In the authors’ experience with intramedullary cervical tumor resection, patients presenting with myelopathic motor symptoms or those undergoing three or more levels of cervical laminectomy were found to have an increased likelihood of developing subsequent symptomatic instability requiring fusion, and we elect to fuse these patients with standard lateral mass and pedicle screws at the time of tumor resection. In the absence of myelopathy and/or the need for three-or-more-level laminectomies, we prefer laminoplasty or laminectomy if the majority of the facet is maintained.

Postsurgical Management

The best current treatment of ependymomas consists of gross total resection without need for adjuvant therapy. The implementation of radiotherapy for ependymomas is warranted in cases of malignancy or disseminated tumor. In the case of a subtotal resection, we generally consider a secondary stage resection. The senior author (ZG) resected 26 spinal cord ependymomas, 11 of which had previous treatment with surgery and/or radiation therapy. A gross total resection was achieved in 88% of patients. Only one patient developed a recurrence over a mean follow-up period of 31 months. This study demonstrated that radical surgical resection of spinal cord ependymomas can be safely achieved in the majority of patients. A trend toward neurological improvement from a postoperative deficit can be expected between 1 and 3 months after surgery and continues for up to 1 year. The best predictor of outcome is the preoperative neurological status.

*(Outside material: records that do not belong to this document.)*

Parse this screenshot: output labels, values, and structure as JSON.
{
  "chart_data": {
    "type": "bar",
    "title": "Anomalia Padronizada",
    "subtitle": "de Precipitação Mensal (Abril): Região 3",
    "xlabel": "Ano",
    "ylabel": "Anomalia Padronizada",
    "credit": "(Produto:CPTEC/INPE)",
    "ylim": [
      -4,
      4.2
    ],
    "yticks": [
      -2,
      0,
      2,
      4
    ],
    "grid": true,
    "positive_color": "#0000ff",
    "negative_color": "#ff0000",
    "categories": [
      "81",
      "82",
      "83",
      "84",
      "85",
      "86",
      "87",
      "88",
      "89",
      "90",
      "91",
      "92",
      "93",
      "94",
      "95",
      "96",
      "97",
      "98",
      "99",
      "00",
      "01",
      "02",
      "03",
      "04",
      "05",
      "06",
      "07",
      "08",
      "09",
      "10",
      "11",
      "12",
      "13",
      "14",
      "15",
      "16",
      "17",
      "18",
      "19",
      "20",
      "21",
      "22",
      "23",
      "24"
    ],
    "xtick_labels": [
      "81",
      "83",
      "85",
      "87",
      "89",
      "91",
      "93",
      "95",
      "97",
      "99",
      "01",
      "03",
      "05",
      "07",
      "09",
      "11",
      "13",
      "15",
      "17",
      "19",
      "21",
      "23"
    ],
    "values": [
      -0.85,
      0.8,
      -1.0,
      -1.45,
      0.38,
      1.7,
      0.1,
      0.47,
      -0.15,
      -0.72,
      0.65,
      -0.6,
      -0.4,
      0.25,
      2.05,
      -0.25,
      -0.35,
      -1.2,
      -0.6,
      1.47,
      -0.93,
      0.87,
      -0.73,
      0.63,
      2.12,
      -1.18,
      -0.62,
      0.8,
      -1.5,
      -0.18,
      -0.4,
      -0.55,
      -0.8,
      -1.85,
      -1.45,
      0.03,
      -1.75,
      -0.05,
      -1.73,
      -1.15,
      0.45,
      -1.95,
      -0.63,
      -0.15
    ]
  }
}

In the setting of residual ependymoma or low-grade astrocytoma that is not surgically resectable, radiotherapy is advocated. The dose is generally lower for these IM lesions compared to the adjuvant treatment of anaplastic astrocytomas (AAs) or glioblastoma multiforme. Higher grade lesions receive higher doses, and disseminated disease requires complete craniospinal radiation. There are no well-defined chemotherapeutic or radiosurgery regimens for IM tumors, but they remain possible treatment options for the future. In general, most authors only recommend biopsy for high-grade astrocytomas, followed by radiotherapy, but others have advocated for more aggressive surgical treatment of nondisseminated anaplastic astrocytomas. For example, in one large series of 35 high-grade spinal astrocytomas, radical resection of AAs was associated with a trend of increased overall survival in nondisseminated AA cases. The overall survival rate with these high-grade lesions remains poor.